City skyline set to change as SC okays clusters of towers

The face of Mumbai will change forever as the Supreme Court on Thursday greenlighted the pulling down of all pre-1940 buildings, including chawls, to make way for highrises.

The highrises that would be constructed by the developers to replace over 16,000 old buildings, which are eligible for being pulled down and redeveloped, would have to accommodate the present tenants of the old buildings.

This means they would move from their dilapidated tenements and occupy flats with a minimum area of 225 sq ft in brand new buildings at no cost. However, in lieu of the free rehabilitation of tenants, the builder can make profits by exploiting a portion of the land to construct a tower which he can sell in the open market.

A bench comprising Justices Arijit Pasayat and P Sathasivam upheld the Development Control Rule 33(7) as amended in 1999 and set aside the limitations on FSI and other restrictions imposed by the Bombay high court. DCR 33(7) will have immediate applicability to 16,502 buildings, which are listed under category ‘A’ by the Maharashtra Housing and Area Development Authority (MHADA) since they were constructed prior to September 1, 1940.

These buildings, irrespective of whether they are dilapidated or not, can now be redeveloped “whenever 70% of the tenants/occupants of such buildings came together along with their landlords for redevelopment of their properties”. They would also be entitled to extra FSI as an incentive.

The court accepted MHADA’s stand that under the DC regulation, houses with an area of minimum 225 sq ft would be provided free of cost to all tenants in these pre-1940 buildings.

While validating DCR 33(7), the bench took into account a survey conducted by the civic corporation in 1980-81 which showed that “30,237 buildings would have crossed their lifespan by 1996”. The Kerkar Committee report also recorded that the vast majority of the buildings would have to be reconstructed, the SC noted. It also relied on a report on the Development Plan for Greater Bombay which showed that way back in 1981, 5,82,200 tenements were required to house the natural growth of population.

The SC, clearly relying on facts and figures, also recorded the fact that “in 1991, nearly 73% of the population (living in such buildings) occupied one-room tenements—vertical slums; 18% lived in two-room flats. This meant that more than 90% lived in small areas”.

“Those occupying large areas constitute only 2.7%. Between 1961 and 1991, the number of households increased to 20,88,000, most of which are only of 100 to 120 sq ft,” the bench said.
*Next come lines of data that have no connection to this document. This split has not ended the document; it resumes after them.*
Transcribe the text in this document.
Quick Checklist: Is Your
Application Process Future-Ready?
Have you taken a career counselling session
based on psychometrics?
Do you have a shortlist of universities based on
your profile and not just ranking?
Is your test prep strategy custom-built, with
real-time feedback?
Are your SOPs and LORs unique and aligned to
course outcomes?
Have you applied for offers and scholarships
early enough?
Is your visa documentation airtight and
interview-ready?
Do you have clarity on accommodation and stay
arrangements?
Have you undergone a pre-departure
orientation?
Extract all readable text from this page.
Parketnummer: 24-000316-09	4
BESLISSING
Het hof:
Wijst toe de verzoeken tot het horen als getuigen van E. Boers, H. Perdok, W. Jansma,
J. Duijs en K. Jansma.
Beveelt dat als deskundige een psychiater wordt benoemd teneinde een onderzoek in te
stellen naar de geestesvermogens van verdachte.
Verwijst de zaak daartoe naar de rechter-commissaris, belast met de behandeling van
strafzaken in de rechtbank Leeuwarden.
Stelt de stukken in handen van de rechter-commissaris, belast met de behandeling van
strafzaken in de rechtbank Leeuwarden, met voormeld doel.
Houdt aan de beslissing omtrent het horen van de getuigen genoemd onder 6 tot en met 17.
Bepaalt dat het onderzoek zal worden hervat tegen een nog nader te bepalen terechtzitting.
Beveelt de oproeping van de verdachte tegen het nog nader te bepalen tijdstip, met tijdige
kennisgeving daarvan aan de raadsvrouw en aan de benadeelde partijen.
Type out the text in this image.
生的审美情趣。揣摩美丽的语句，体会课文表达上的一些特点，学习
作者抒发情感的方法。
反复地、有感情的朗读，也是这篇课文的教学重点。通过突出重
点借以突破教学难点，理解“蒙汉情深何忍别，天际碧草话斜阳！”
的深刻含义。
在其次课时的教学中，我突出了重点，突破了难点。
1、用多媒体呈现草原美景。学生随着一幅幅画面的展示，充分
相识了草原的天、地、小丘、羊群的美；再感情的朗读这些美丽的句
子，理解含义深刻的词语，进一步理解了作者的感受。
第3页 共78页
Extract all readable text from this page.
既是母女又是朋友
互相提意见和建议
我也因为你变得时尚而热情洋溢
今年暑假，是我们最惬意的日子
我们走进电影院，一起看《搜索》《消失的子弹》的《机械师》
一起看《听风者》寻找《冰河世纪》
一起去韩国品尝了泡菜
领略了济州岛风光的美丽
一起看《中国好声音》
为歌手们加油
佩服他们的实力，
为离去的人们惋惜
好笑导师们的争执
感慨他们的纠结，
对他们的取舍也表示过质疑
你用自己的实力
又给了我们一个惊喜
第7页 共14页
“It is thus clear that the policy is to enhance the quality of lives of those living in such poor conditions,” said Justice Pasayat, writing the judgment for the bench.

The high court was not justified in reading additional requirements into DCR 33(7) after holding the same to be valid, the bench said.

The public spirited petitioners who had filed the original PIL before the Bombay high court in 2004 had been concerned with the problem of congestion of the population in the island city of Mumbai which covers the area from Colaba in the south to Mahim and Sion in the north.

“The existing infrastructure in the island city, particularly with respect to roads, water supply, sewage system, open areas and gardens, is already overstretched and under extreme strain,” the PIL had said adding that the island city has already reached saturation point with respect to the population that it could accommodate.

According to the Report on the Development Plan of Greater Bombay, 1966, the total acreage of the island city is 17,388.83 acres and the ultimate population, which it can accommodate, is 32.5 lakh. An estimated 33.4 lakh people were already residing in the island city two years ago.